Our study has some limitations:

1) Even with a longitudinal design including three collections at different times points after the human COVID-19 diagnosis, we could not determine the duration of viral elimination and antibody response in all animals with SARS-CoV-2 infection. Five animals showed evidence of SARS-CoV-2 infection only in the last sample collection, and some animals, especially cats, did not have samples collected in all visits by choice of their owners;

2) The comparison of SARS-CoV-2 nucleotide sequences between human COVID-19 cases and their positive pets was not possible to be evaluated because of the remarkable low viral load detected from all animal samples that tested positive. Because of the low viral load, we were unable to obtain full genome sequences through Next-Generation Sequencing (NGS) (Illumina technology) for better phylogenetic analyses.
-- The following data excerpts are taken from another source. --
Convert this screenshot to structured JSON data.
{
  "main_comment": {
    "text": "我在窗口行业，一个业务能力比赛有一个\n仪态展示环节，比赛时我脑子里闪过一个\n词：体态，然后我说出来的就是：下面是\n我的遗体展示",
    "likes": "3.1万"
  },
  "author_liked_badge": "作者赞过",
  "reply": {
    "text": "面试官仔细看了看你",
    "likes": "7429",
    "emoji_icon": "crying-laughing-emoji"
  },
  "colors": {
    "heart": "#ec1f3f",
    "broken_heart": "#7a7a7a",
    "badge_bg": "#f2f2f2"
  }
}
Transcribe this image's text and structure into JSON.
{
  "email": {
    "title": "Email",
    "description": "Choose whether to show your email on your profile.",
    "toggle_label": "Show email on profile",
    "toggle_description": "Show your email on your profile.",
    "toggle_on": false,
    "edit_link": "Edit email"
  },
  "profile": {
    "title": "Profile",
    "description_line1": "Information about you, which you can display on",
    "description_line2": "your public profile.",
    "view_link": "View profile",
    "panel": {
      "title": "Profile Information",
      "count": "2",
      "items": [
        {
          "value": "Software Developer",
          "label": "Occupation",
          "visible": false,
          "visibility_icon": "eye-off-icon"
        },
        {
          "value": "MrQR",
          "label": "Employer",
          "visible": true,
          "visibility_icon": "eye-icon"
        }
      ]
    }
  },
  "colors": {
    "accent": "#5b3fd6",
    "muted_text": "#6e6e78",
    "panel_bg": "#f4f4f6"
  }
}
For that reasons, it must still be elucidated if the animal infection has been caused by the same virus as their tutors as well as whether any viral mutations have been presented in the animal’s samples;

3) We were also unable to assess whether the presence of other underlying health problems such as cancer and immunosuppression could be related to the detection of SARS-CoV-2 due to the good health conditions of the animals enrolled in the study;

4) Data on factors associated with SARS-CoV-2 infection in animals should be interpreted with caution due to the study’s small sample size, which can be reflected in the wider confidence intervals observed; 5) Although PRNT using a highly conservative criterion of positivity of 90% neutralization is the most specific test for neutralizing antibodies, without the inclusion of other coronaviruses as differential diagnosis the possibility of cross-reactivity cannot be fully discarded.

The present study highlights the role of the One Health approach in the mitigation and control of the COVID-19 pandemic [43, 44]. The integrated surveillance infrastructure of the Evandro Chagas National Institute of Infectious Diseases and the Regional Reference Laboratory in the Americas for Coronavirus was able to timely monitor and detect the occurrence of SARS-CoV-2 infection in both humans and animals using a multi-professional approach, including veterinarians, physicians, other health professionals, and a statistician The results of our study have been provided to The Brazilian Ministry of Agriculture, Livestock and Food Supply and can contribute to the investigation of animal SARS-CoV-2 hot spots.

In conclusion, this study demonstrated the presence and persistence of SARS-CoV-2 infection in different biological samples of dogs and cats that lived in the same residence of SARS-CoV-2 infected owners. The investigation of the clinical signs associated with the infection and the analysis of the laboratory data of these animals suggests that pets may present from an absence of clinical signs to unspecified and mild transient respiratory and gastrointestinal manifestations, without significantly associated laboratory abnormalities.

The results presented here suggest that people diagnosed with COVID-19 should avoid direct contact with their pets for as long as they remain ill and that further longitudinal studies must be carried out to confirm these findings.